In April and possibly in May, only 7,000 customers are projected to fly the airline each day compared to the 120,000 it would typically expect.
Last year on a typical day in April, JetBlue took in about $22 million from bookings and ancillary fees. This month, the airline is now bringing in just $1 million per day (and another $2 million per day is being issued in cash refunds, pushing the company into negative territory). Additionally, JetBlue is still issuing $11 million per day of travel bank credits for canceled bookings.
JetBlue is also spending far more on running the airline than it is making in revenue and, as a result, is burning through over $10 million of savings each day.

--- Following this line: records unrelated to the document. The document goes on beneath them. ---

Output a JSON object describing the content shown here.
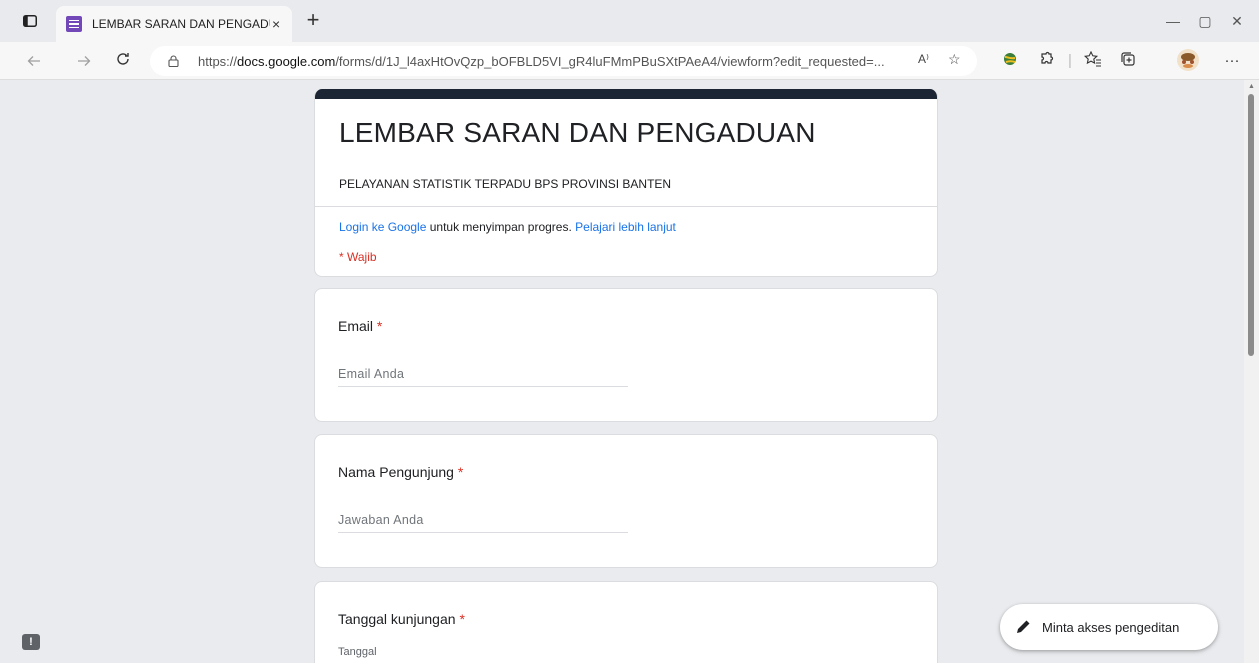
{
  "browser": {
    "tab_title": "LEMBAR SARAN DAN PENGADUAN",
    "tab_close": "×",
    "new_tab": "+",
    "url_prefix": "https://",
    "url_host": "docs.google.com",
    "url_rest": "/forms/d/1J_l4axHtOvQzp_bOFBLD5VI_gR4luFMmPBuSXtPAeA4/viewform?edit_requested=...",
    "read_aloud": "A⁾",
    "window_controls": [
      "—",
      "▢",
      "✕"
    ],
    "more": "···"
  },
  "form": {
    "title": "LEMBAR SARAN DAN PENGADUAN",
    "description": "PELAYANAN STATISTIK TERPADU BPS PROVINSI BANTEN",
    "login_link": "Login ke Google",
    "login_text": " untuk menyimpan progres. ",
    "learn_more": "Pelajari lebih lanjut",
    "required_note": "* Wajib",
    "star": "*",
    "questions": [
      {
        "label": "Email",
        "placeholder": "Email Anda"
      },
      {
        "label": "Nama Pengunjung",
        "placeholder": "Jawaban Anda"
      },
      {
        "label": "Tanggal kunjungan",
        "sublabel": "Tanggal"
      }
    ]
  },
  "edit_request_button": "Minta akses pengeditan",
  "feedback_icon": "!",
  "colors": {
    "header_stripe": "#1c2533",
    "link": "#1a73e8",
    "required": "#d93025",
    "favicon": "#7248b9"
  },
  "icons": [
    "tab-actions-icon",
    "forms-favicon",
    "back-arrow-icon",
    "forward-arrow-icon",
    "refresh-icon",
    "lock-icon",
    "read-aloud-icon",
    "add-favorite-icon",
    "extension-icon",
    "extensions-puzzle-icon",
    "favorites-icon",
    "collections-icon",
    "profile-avatar",
    "more-icon",
    "pencil-icon",
    "feedback-icon"
  ]
}
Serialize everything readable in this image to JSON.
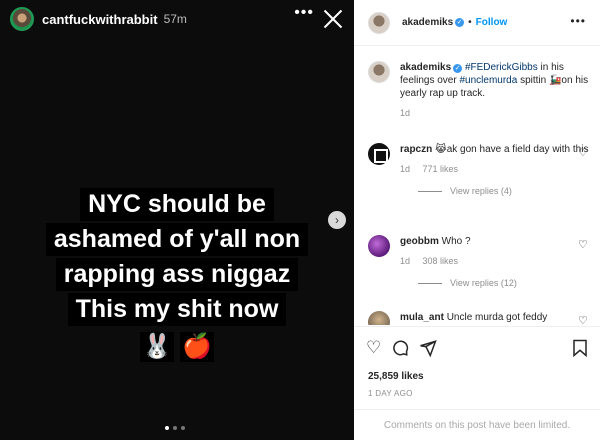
{
  "story": {
    "username": "cantfuckwithrabbit",
    "time": "57m",
    "more": "•••",
    "caption_lines": [
      "NYC should be",
      "ashamed of y'all non",
      "rapping ass niggaz",
      "This my shit now"
    ],
    "emojis": [
      "🐰",
      "🍎"
    ],
    "next_glyph": "›"
  },
  "post": {
    "header": {
      "username": "akademiks",
      "verified": "✓",
      "bullet": "•",
      "follow": "Follow",
      "more": "•••"
    },
    "caption": {
      "username": "akademiks",
      "verified": "✓",
      "text_before_tag1": " ",
      "tag1": "#FEDerickGibbs",
      "text_mid": " in his feelings over ",
      "tag2": "#unclemurda",
      "text_after": " spittin 🚂on his yearly rap up track.",
      "time": "1d"
    },
    "comments": [
      {
        "username": "rapczn",
        "text": "😹ak gon have a field day with this",
        "time": "1d",
        "likes": "771 likes",
        "replies": "View replies (4)"
      },
      {
        "username": "geobbm",
        "text": "Who ?",
        "time": "1d",
        "likes": "308 likes",
        "replies": "View replies (12)"
      },
      {
        "username": "mula_ant",
        "text": "Uncle murda got feddy"
      }
    ],
    "actions": {
      "like_icon": "heart-icon",
      "comment_icon": "comment-icon",
      "share_icon": "share-icon",
      "save_icon": "bookmark-icon"
    },
    "likes": "25,859 likes",
    "posted": "1 DAY AGO",
    "comments_limited": "Comments on this post have been limited."
  }
}
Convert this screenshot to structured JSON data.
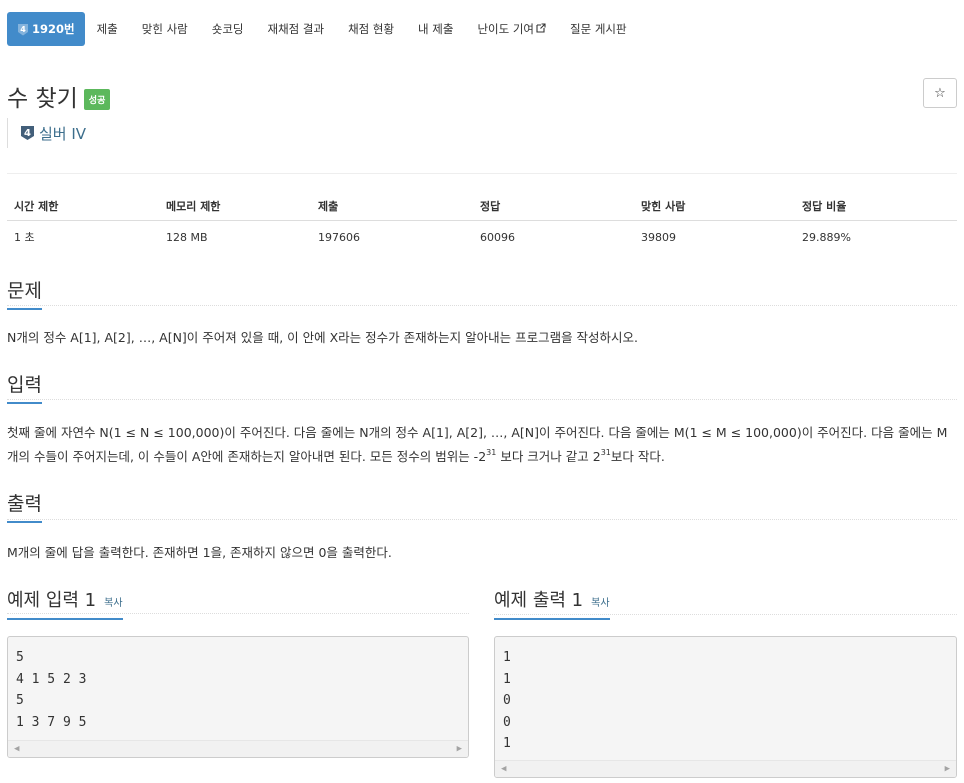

The company is cutting pay for officers (VPs and above), introducing voluntary time off programs, reducing capacity, re-negotiating Business Partners agreements, and stopping or pausing 75% of major infrastructure, technology and real estate projects.
Hayes said that many of the world’s airlines will fail without government intervention and support. The CARES Act passed by the federal government will give $25 billion to airlines and support their payroll thru September 30, 2020. JetBlue has already submitted its application to the Treasury Department.
Preserving cash is now the company’s top priority according to Hayes and the company will:
- Reduce its April schedule by at least 70%.
- Park over 100 aircraft: Just a few weeks ago, JetBlue couldn’t get new aircraft fast enough to hit its growth plans. Now, it will park over 100 planes in the Arizona desert and at cities around the country.